A common misconception is that the "common laborer" you encounter falls into the "unskilled labor" category. In discussions I have with others, I sometimes hear things like "well they're just laborers, anybody could do their job. Wow! DO these people need to get up-to-date!
Sure, there are plenty of "general labor" jobs where anyone who can fog a mirror could be pressed into service, but there are in every industry "laborers" that don't fit into the category of "tradesmen", but who have a vital role, and need to have a set of skills to do their job.

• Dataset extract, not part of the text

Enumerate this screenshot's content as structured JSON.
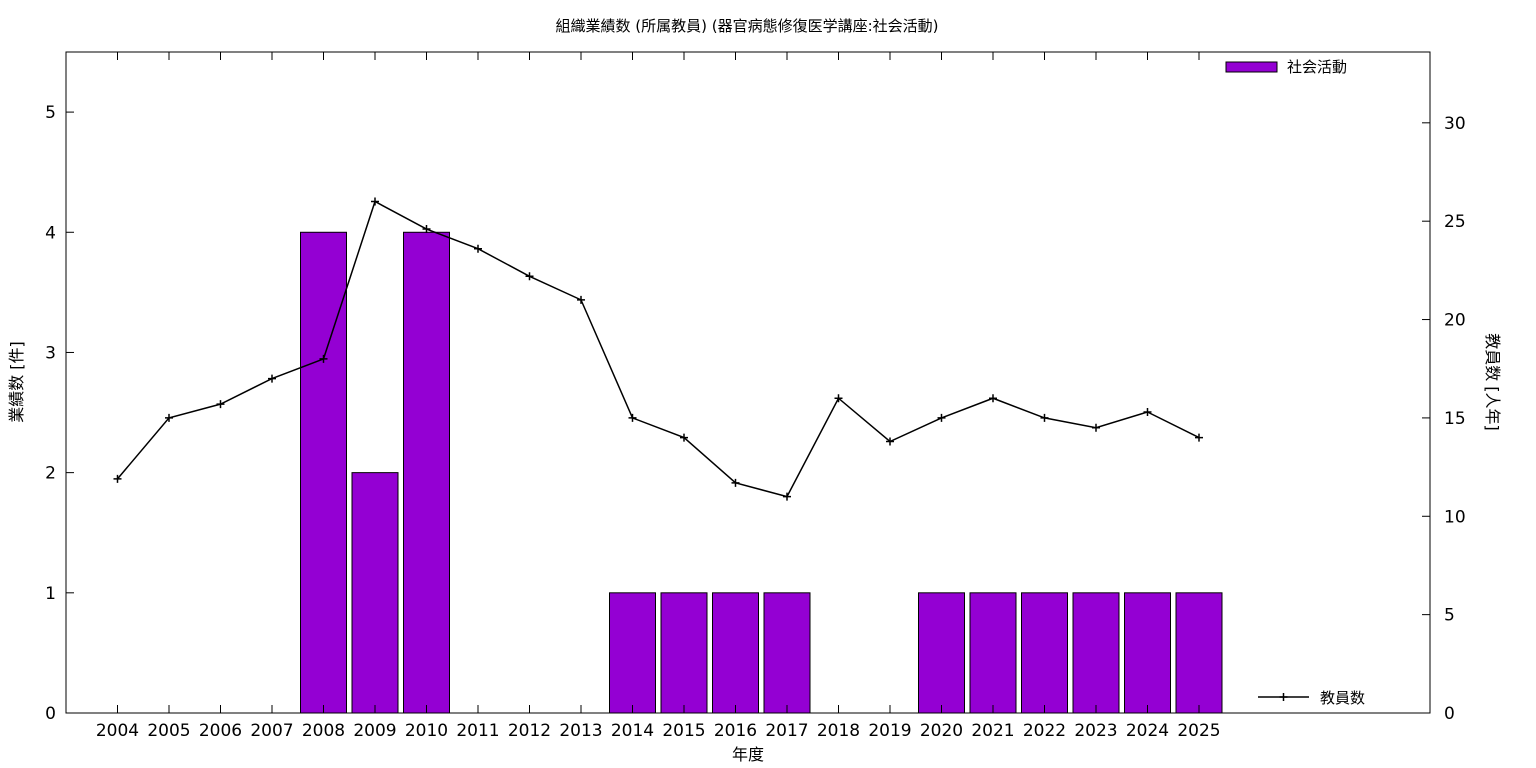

For example, in the Construction Industry, here are some of the categories of "LABORER" that the U.S. Department of Labor includes as skilled labor (and have specific "prevailing wages" defined under the Davis-Bacon Act)
- power tool operator
- small machine operator
- concrete labor including concrete preparation
- laser beam operator
- open caisson
- test pit
- pier hole and ditches
- laggers and all work associated with lagging
- operator of hand derricks
- vibrator operators
- pipe layers
- tile layers (tile laid on road construction projects ONLY)
- operators of jackhammer
- paving breakers
- spaders or any machine that does the same general type of work
- scaffold builders
- operators of towmasters
- buggymobiles and other machines of similar character
- operators of tampers and rammers and other machines that do the same general type of work, whether powered by air, electric or gasoline
- builders of trestle scaffolds over one tier high
- sand blaster
- power and chain saw operators used in clearing
- installers of well points
- wagon drill operators
- acetylene burners and
- licensed powdermen.
After looking at this list, it should be clear that these laborers need to have specific skills, right? Ask yourself, in the "War for Talent", what are you doing to recruit people with these skills, test for these skills, or development of these skills?